Two other important short-term measures require serious technical study and analysis to make their implementation possible:
Providing greater operational safety. In parallel with but not directly tied to the START III discussions, the United States should begin seeking measures to provide higher levels of operational safety for nuclear weapons. Technical discussions with the Russians should begin as soon as possible so that any unilateral moves might be readily reciprocated. At present, "dealerting"-measures to extend the time it would take to prepare nuclear weapons for launching-is receiving considerable attention. Serious detailed studies are needed from the military-technical community to provide the basis for implementing this idea. And any agreed reduction in alert status would have to be accompanied by reliable means of assuring compliance, an essential element of which would be a warhead accountability system.
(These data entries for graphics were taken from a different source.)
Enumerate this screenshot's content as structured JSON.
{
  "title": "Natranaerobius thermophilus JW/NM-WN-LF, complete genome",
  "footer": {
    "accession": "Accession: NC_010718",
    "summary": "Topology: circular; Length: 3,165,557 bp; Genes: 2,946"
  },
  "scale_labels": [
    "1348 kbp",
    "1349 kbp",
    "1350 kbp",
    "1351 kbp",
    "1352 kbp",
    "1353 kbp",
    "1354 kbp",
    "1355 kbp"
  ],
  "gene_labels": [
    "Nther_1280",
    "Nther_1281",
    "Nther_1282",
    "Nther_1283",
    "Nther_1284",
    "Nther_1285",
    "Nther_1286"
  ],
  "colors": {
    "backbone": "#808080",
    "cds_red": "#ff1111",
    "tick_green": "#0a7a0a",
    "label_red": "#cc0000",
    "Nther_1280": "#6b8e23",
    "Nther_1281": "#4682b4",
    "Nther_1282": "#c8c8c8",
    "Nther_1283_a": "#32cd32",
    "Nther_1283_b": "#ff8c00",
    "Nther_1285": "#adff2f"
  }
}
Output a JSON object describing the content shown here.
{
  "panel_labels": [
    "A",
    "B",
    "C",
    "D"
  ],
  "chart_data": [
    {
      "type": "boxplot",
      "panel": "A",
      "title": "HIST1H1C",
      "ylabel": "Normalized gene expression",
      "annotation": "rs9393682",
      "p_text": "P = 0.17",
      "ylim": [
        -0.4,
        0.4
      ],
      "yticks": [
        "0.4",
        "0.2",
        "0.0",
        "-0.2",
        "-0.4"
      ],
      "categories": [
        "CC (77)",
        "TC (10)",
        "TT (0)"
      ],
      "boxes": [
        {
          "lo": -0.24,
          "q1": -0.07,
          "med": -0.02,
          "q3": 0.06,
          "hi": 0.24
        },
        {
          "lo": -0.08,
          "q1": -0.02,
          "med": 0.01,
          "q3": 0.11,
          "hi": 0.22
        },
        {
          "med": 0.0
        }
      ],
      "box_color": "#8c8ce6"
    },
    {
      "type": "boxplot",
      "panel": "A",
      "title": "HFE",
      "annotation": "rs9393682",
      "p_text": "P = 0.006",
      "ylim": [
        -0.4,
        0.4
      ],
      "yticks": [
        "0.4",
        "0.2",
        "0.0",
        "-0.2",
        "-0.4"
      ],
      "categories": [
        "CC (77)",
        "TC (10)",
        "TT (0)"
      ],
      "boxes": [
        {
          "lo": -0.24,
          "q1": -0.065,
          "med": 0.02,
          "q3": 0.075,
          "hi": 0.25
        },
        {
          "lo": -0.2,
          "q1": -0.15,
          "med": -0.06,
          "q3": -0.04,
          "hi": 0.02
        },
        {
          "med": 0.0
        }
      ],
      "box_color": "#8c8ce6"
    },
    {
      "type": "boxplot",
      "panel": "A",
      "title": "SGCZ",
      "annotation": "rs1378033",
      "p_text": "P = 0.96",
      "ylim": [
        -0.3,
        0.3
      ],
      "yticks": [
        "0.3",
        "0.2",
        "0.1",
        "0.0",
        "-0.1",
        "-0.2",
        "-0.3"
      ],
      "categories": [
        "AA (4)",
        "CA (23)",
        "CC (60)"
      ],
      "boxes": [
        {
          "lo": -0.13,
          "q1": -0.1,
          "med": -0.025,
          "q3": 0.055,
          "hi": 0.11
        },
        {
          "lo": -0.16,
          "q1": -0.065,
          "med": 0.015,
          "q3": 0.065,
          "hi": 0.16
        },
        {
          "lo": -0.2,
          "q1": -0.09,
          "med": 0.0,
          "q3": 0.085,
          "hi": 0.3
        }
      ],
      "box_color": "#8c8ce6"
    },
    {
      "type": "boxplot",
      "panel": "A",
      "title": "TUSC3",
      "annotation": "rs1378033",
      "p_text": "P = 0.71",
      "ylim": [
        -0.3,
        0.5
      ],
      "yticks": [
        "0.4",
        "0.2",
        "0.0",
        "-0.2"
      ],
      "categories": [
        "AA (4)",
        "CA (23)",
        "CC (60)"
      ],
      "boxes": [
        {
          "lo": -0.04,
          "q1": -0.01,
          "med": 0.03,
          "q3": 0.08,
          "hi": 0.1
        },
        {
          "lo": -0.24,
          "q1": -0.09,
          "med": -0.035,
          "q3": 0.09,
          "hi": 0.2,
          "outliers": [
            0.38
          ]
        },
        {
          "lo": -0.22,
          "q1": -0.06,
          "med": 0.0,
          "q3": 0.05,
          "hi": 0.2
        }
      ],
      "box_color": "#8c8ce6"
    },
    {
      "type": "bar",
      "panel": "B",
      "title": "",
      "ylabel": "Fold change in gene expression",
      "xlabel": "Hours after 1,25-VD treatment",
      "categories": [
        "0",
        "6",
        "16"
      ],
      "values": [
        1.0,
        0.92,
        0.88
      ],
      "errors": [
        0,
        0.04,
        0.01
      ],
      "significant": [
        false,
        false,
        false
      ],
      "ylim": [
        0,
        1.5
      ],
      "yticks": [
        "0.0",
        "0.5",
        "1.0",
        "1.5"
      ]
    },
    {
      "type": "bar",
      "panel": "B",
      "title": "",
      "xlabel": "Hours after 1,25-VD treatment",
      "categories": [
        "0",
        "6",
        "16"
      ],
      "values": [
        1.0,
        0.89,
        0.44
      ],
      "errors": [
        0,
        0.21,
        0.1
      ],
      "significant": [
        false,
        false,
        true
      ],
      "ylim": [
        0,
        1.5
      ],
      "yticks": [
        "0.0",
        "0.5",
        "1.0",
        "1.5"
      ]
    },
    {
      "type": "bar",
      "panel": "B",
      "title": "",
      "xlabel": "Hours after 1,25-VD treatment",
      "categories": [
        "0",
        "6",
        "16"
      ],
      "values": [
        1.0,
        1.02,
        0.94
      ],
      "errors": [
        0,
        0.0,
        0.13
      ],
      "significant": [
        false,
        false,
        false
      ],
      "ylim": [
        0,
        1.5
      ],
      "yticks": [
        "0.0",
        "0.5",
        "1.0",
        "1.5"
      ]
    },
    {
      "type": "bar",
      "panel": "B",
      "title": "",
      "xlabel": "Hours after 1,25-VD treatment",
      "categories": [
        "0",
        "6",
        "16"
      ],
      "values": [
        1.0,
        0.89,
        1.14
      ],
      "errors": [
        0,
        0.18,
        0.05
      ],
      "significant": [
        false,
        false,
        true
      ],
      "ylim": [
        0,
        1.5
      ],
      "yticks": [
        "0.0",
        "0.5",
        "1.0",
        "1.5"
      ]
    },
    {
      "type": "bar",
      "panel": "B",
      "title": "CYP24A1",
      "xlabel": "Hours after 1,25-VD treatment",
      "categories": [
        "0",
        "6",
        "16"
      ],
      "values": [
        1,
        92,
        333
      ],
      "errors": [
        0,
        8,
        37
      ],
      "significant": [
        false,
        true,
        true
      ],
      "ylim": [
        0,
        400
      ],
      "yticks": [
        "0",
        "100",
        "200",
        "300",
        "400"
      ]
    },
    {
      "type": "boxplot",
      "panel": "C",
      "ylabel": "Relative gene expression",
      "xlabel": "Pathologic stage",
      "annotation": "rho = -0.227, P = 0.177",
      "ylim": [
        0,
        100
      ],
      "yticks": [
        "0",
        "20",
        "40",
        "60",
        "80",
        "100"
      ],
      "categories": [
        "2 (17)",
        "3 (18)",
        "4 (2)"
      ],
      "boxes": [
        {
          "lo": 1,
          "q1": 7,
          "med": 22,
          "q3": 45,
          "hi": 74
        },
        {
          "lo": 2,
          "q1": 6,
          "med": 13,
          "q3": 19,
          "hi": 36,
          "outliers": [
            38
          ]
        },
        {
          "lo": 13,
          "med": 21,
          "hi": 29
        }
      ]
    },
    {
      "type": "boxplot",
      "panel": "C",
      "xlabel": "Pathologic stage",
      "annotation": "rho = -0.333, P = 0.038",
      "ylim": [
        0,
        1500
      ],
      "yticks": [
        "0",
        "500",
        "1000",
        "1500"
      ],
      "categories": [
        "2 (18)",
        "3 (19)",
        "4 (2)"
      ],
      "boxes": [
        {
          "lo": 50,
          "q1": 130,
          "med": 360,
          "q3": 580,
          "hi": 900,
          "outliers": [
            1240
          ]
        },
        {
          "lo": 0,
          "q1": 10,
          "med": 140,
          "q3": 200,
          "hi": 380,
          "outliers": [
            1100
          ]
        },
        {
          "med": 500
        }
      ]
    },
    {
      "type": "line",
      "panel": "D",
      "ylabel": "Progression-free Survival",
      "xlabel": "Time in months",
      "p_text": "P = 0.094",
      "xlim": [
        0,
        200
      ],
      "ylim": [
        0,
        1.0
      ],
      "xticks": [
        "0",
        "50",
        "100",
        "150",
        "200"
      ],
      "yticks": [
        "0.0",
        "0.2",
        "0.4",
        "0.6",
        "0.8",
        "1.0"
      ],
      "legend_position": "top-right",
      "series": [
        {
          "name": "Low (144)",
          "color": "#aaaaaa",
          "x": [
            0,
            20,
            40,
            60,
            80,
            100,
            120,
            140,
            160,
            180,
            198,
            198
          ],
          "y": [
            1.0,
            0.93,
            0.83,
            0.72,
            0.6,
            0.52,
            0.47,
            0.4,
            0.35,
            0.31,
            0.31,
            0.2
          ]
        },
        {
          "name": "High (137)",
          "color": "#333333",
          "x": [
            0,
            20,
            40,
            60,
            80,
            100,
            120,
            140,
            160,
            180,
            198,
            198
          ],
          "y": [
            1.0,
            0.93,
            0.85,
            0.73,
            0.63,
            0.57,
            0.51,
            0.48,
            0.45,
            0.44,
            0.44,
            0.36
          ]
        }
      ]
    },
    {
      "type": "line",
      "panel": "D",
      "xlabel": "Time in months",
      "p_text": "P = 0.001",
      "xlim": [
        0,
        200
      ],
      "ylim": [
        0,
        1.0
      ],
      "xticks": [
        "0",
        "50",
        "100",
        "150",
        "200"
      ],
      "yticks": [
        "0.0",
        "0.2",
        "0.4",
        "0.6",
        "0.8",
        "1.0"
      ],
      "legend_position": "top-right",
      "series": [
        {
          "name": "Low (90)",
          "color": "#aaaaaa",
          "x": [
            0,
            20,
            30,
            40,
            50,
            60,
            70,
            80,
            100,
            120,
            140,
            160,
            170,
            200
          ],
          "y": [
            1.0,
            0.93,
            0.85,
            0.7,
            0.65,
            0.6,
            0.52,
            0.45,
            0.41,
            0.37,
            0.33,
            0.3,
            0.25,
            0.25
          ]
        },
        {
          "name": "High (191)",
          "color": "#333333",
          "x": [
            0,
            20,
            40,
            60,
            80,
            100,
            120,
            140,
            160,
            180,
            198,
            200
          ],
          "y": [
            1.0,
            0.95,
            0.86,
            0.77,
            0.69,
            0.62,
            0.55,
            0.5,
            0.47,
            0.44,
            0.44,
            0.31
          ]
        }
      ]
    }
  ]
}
Although it is relatively easy to describe the idea of "dealerting," achieving it without destabilizing consequences will not be trivial. To the extent that we are concerned about the safety and security of Russian strategic nuclear forces, however, such measures are the most direct remedy. More broadly, ending continuous-alert practices would be a significant step toward reducing the dangers of a hair-trigger posture.
Counting all warheads. At the Helsinki summit in March 1997, Presidents Clinton and Yeltsin agreed to begin exploring how to move toward a regime that uses warheads-all warheads, not just those deployed-rather than delivery vehicles as the unit of account. This is an essential step for deep reductions in nuclear weapons; countries will not agree to cut their arsenals to minimum levels if they cannot be assured that significant stocks of nuclear warheads are not hidden away. It is also a formidable verification challenge, requiring advances in technology considerably beyond what is available today.
But no verification system could provide complete assurance that no clandestine stocks remained. Therefore, as nuclear reductions proceed to lower levels, the issue of how much uncertainty is acceptable becomes increasingly important. This, in turn, places a greater burden on the international security system to provide confidence that there will be few incentives to cheat or that violations, when detected, will be dealt with swiftly. It emphasizes the necessity for our own security to maintain conventional forces capable of executing whatever tasks they are called upon to perform. It also highlights the importance for the United States of maintaining stability through equality with Russia during any prolonged period of reductions.
The unfinished agenda for arms reductions thus includes significant political and technical challenges. But we have found remarkable agreement, both within and outside the government and in the international community as a whole, that this is the agenda that must be pursued. The consensus about the role and future of nuclear weapons has changed dramatically since the end of the Cold War. Many once almost unthinkable policy options have now become issues of "when" and "how," not "whether." Some of the agenda items are controversial and may not be implemented soon. But we are beyond the stage of philosophical debate and into the realm of wrestling to form workable policy choices and strategies to carry them out.
Major General William F. Burns (U.S. Army, retired) was director of the U.S. Arms Control and Disarmament Agency under President Reagan. He chaired a study by the Committee on International Security and Arms Control of the National Academy of Sciences, which produced the report, The Future of U.S. Nuclear Weapons Policy (National Academy Press, 1997).